Before you proceed to check every bill in your wallet, it would be best to have real bills for comparison. Any money from a bank would be a safe starting point. When trying to spot counterfeit paper currency, look for differences, not similarities.
Most people have handled enough money to be able to detect a poorly counterfeited bills just by touching it. U.S. notes are printed on a paper that consists of 75% cotton and 25% linen that gives it a distinct form when bent and folded. The ink is printed through a process called “intaglio” where the ink is slightly raised. You should be able to feel the texture of the printed ink (more easily discernible with a new bill).

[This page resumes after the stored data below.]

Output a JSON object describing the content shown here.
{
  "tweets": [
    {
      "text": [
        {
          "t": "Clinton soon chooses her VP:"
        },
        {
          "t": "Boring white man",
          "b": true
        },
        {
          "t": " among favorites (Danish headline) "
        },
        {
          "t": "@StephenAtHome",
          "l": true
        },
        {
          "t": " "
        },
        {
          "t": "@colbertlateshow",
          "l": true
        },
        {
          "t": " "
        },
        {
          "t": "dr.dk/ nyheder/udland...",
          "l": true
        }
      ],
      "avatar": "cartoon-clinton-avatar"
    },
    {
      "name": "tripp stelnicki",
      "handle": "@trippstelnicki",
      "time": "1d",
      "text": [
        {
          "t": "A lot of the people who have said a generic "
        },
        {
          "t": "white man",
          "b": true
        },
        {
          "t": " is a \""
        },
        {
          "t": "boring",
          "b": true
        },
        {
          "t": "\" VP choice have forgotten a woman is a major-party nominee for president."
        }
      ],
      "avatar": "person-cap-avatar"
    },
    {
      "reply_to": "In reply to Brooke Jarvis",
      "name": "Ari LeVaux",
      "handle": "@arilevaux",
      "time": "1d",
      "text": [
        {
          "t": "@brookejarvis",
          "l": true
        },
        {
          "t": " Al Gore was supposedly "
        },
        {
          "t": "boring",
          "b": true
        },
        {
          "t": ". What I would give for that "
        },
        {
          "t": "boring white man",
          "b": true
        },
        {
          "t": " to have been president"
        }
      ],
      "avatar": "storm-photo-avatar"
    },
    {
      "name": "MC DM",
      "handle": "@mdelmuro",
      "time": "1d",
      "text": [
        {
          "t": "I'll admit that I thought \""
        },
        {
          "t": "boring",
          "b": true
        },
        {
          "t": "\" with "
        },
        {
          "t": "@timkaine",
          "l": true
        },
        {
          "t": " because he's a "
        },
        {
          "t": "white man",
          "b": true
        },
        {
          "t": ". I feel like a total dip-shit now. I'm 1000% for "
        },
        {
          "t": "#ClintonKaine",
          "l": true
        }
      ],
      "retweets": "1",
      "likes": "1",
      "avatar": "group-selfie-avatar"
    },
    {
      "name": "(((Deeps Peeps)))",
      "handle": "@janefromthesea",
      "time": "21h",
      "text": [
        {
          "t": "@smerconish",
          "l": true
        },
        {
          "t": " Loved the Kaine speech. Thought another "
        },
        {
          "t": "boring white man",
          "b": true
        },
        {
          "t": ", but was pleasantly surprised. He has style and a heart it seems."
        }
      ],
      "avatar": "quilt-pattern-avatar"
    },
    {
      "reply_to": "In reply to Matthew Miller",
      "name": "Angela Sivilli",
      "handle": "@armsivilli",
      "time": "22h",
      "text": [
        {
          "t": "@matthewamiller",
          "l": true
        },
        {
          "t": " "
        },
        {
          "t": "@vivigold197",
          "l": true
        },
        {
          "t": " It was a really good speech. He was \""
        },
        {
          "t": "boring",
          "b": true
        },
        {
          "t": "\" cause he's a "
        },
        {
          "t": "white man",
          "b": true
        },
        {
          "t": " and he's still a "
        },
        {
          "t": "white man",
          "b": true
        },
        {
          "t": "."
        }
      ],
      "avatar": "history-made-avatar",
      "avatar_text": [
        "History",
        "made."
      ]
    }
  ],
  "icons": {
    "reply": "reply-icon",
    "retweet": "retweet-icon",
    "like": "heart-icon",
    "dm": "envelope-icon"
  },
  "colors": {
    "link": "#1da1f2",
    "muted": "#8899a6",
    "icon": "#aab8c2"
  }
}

Compare two bills of the same denomination to observe the quality of the printing. A real U.S. bill is printed with clear borders, fine lines, and sharp details. Dull, blurred, fuzzy, or broken lines are common in counterfeit bills. Also, all U.S. bills are printed with randomly dispersed red and blue strands that are embedded on the paper.
3. Color-Shifting Ink
On bills larger than $5, the numeral on the lower right corner of the face of the bill is printed with color-shifting ink that changes color when viewed straight on and from an angle. Genuine notes will either change colors from gold-to-green or green-to-black.
All Series 1996 (and later) bills larger than $2 have a watermark that depicts the same historical figure as printed on the bill. For example, you will see a watermark of Abraham Lincoln on the right side of a $5 bill (when facing the portrait side of the bill). The watermark is created by varying paper density during the printing process, which cannot be duplicated by a scanner or copier.
5. Security Thread
All bills larger than $2 have a security thread that runs from the top to the bottom of the bill. The thread contains text that shows “USA” followed by the denomination of the bill, which is repeated along the length of the thread and viewable from both sides of the bill when you hold the bill up to a light.
Think You Have a Fake Bill?
Most counterfeit bills will not pass this elaborate set of security features. More sophisticated counterfeiting would require advanced methods to detect, which is often not available to the majority of the population.
If you suspect that you are in possession of a counterfeit bill, contact a bank or the local authorities.